Voici de larges extraits des chapitres XXX et XXXI des Mémoires de Chodruc-Duclos (1843), au cours duquel il décrit le duel au bâton qui l’oppose à Tellim. Chodruc-Duclos ne sait pas manier le bâton. Son ami se propose de le remplacer ou au moins de lui apprendre quelques « coups fourrés », mais il refuse, hautain. Heureusement, sa force et sa colère finissent par triompher de son adversaire.
« Ce que j’ai décidé une fois est bien décidé : des pistolets et des bâtons pour vous, c’est encore trop noble. Vous, Tellim, je sais que vous avez pris leçon, à bordeaux, de tous les genres d’escrime, jusqu’à la canne et à la savate (…) Je vous fais beau jeu, car je n’ai brandi jamais la canne et la savate que sur vos semblables, or, je fraie peu avec la livrée, peu avec la race canine » (…)
A nous deux, mon petit bijou, voici deux rotins, faites votre choix (…)
Au-dessus de sa tête je faisais vibrer une des deux armes que je venais de ramasser dans une convulsion de colère.
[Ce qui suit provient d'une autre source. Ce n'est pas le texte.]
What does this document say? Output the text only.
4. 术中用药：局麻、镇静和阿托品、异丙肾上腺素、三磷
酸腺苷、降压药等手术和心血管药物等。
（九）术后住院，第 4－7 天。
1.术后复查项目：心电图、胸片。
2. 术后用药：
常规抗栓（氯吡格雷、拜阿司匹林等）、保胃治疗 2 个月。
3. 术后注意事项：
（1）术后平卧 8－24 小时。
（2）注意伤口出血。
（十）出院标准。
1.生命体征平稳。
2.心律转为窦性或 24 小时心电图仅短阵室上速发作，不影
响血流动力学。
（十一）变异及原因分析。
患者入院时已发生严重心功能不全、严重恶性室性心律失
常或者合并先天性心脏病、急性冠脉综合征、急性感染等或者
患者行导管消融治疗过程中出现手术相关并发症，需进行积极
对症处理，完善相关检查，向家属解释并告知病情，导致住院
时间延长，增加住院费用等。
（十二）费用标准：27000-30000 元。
Ses témoins me retinrent, mais l’allocution que je lui avais lancée sur un ton d’assez brusque courtoisie lui fit pourtant remonter du feu dans les joues et dans les paupières : transporté à son tour, il saisit le bâton qui restait, et d’un même élan nous courûmes l’un sur l’autre.
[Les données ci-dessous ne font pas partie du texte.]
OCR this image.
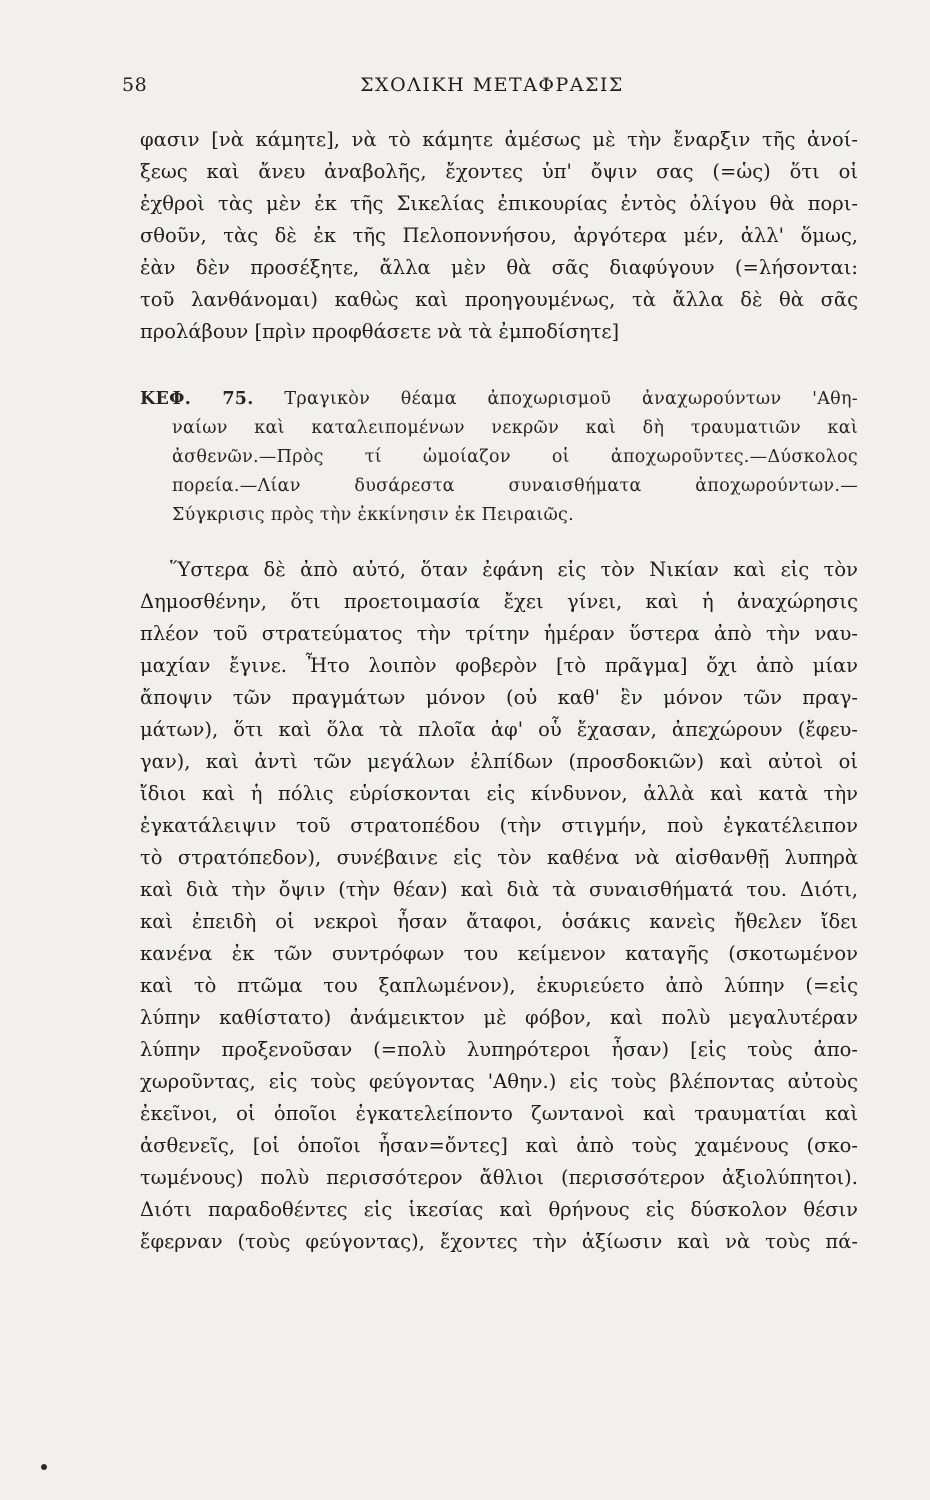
58	ΣΧΟΛΙΚΗ ΜΕΤΑΦΡΑΣΙΣ
φασιν [νὰ κάμητε], νὰ τὸ κάμητε ἀμέσως μὲ τὴν ἔναρξιν τῆς ἀνοί-
ξεως καὶ ἄνευ ἀναβολῆς, ἔχοντες ὑπ' ὄψιν σας (=ὡς) ὅτι οἱ
ἐχθροὶ τὰς μὲν ἐκ τῆς Σικελίας ἐπικουρίας ἐντὸς ὀλίγου θὰ πορι-
σθοῦν, τὰς δὲ ἐκ τῆς Πελοποννήσου, ἀργότερα μέν, ἀλλ' ὅμως,
ἐὰν δὲν προσέξητε, ἄλλα μὲν θὰ σᾶς διαφύγουν (=λήσονται:
τοῦ λανθάνομαι) καθὼς καὶ προηγουμένως, τὰ ἄλλα δὲ θὰ σᾶς
προλάβουν [πρὶν προφθάσετε νὰ τὰ ἐμποδίσητε]
ΚΕΦ. 75. Τραγικὸν θέαμα ἀποχωρισμοῦ ἀναχωρούντων 'Αθη-
ναίων καὶ καταλειπομένων νεκρῶν καὶ δὴ τραυματιῶν καὶ
ἀσθενῶν.—Πρὸς τί ὡμοίαζον οἱ ἀποχωροῦντες.—Δύσκολος
πορεία.—Λίαν δυσάρεστα συναισθήματα ἀποχωρούντων.—
Σύγκρισις πρὸς τὴν ἐκκίνησιν ἐκ Πειραιῶς.
Ὕστερα δὲ ἀπὸ αὐτό, ὅταν ἐφάνη εἰς τὸν Νικίαν καὶ εἰς τὸν
Δημοσθένην, ὅτι προετοιμασία ἔχει γίνει, καὶ ἡ ἀναχώρησις
πλέον τοῦ στρατεύματος τὴν τρίτην ἡμέραν ὕστερα ἀπὸ τὴν ναυ-
μαχίαν ἔγινε. Ἦτο λοιπὸν φοβερὸν [τὸ πρᾶγμα] ὄχι ἀπὸ μίαν
ἄποψιν τῶν πραγμάτων μόνον (οὐ καθ' ἓν μόνον τῶν πραγ-
μάτων), ὅτι καὶ ὅλα τὰ πλοῖα ἀφ' οὗ ἔχασαν, ἀπεχώρουν (ἔφευ-
γαν), καὶ ἀντὶ τῶν μεγάλων ἐλπίδων (προσδοκιῶν) καὶ αὐτοὶ οἱ
ἴδιοι καὶ ἡ πόλις εὑρίσκονται εἰς κίνδυνον, ἀλλὰ καὶ κατὰ τὴν
ἐγκατάλειψιν τοῦ στρατοπέδου (τὴν στιγμήν, ποὺ ἐγκατέλειπον
τὸ στρατόπεδον), συνέβαινε εἰς τὸν καθένα νὰ αἰσθανθῇ λυπηρὰ
καὶ διὰ τὴν ὄψιν (τὴν θέαν) καὶ διὰ τὰ συναισθήματά του. Διότι,
καὶ ἐπειδὴ οἱ νεκροὶ ἦσαν ἄταφοι, ὁσάκις κανεὶς ἤθελεν ἴδει
κανένα ἐκ τῶν συντρόφων του κείμενον καταγῆς (σκοτωμένον
καὶ τὸ πτῶμα του ξαπλωμένον), ἐκυριεύετο ἀπὸ λύπην (=εἰς
λύπην καθίστατο) ἀνάμεικτον μὲ φόβον, καὶ πολὺ μεγαλυτέραν
λύπην προξενοῦσαν (=πολὺ λυπηρότεροι ἦσαν) [εἰς τοὺς ἀπο-
χωροῦντας, εἰς τοὺς φεύγοντας 'Αθην.) εἰς τοὺς βλέποντας αὐτοὺς
ἐκεῖνοι, οἱ ὁποῖοι ἐγκατελείποντο ζωντανοὶ καὶ τραυματίαι καὶ
ἀσθενεῖς, [οἱ ὁποῖοι ἦσαν=ὄντες] καὶ ἀπὸ τοὺς χαμένους (σκο-
τωμένους) πολὺ περισσότερον ἄθλιοι (περισσότερον ἀξιολύπητοι).
Διότι παραδοθέντες εἰς ἱκεσίας καὶ θρήνους εἰς δύσκολον θέσιν
ἔφερναν (τοὺς φεύγοντας), ἔχοντες τὴν ἀξίωσιν καὶ νὰ τοὺς πά-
Les bois se croisent, se choquent, se frappent, se renvoient.
J’étais plus vigoureux, mon adversaire plus habile. Cependant, par instinct, je devine et pare les attaques. La continuité de la lutte m’irrite, me brûle ; j’abats des chênes, des foudres, des massues… je ne touche pas.
Un coup plus rapide, plus robuste, plus ardent, plus fièvreux… ; l’arme de mon adversaire, prise en dessous, vole à dix mètres de hauteur.
Je m’arrête. L’arme est reprise et fond sur moi, le combat est plus chaud que jamais. Le dépit et la rage d’un côté, de l’autre, l’animation d’un premier avantage ; des deux parts l’impatience d’en finir, une vieille haine, la soif haletante de la vengeance…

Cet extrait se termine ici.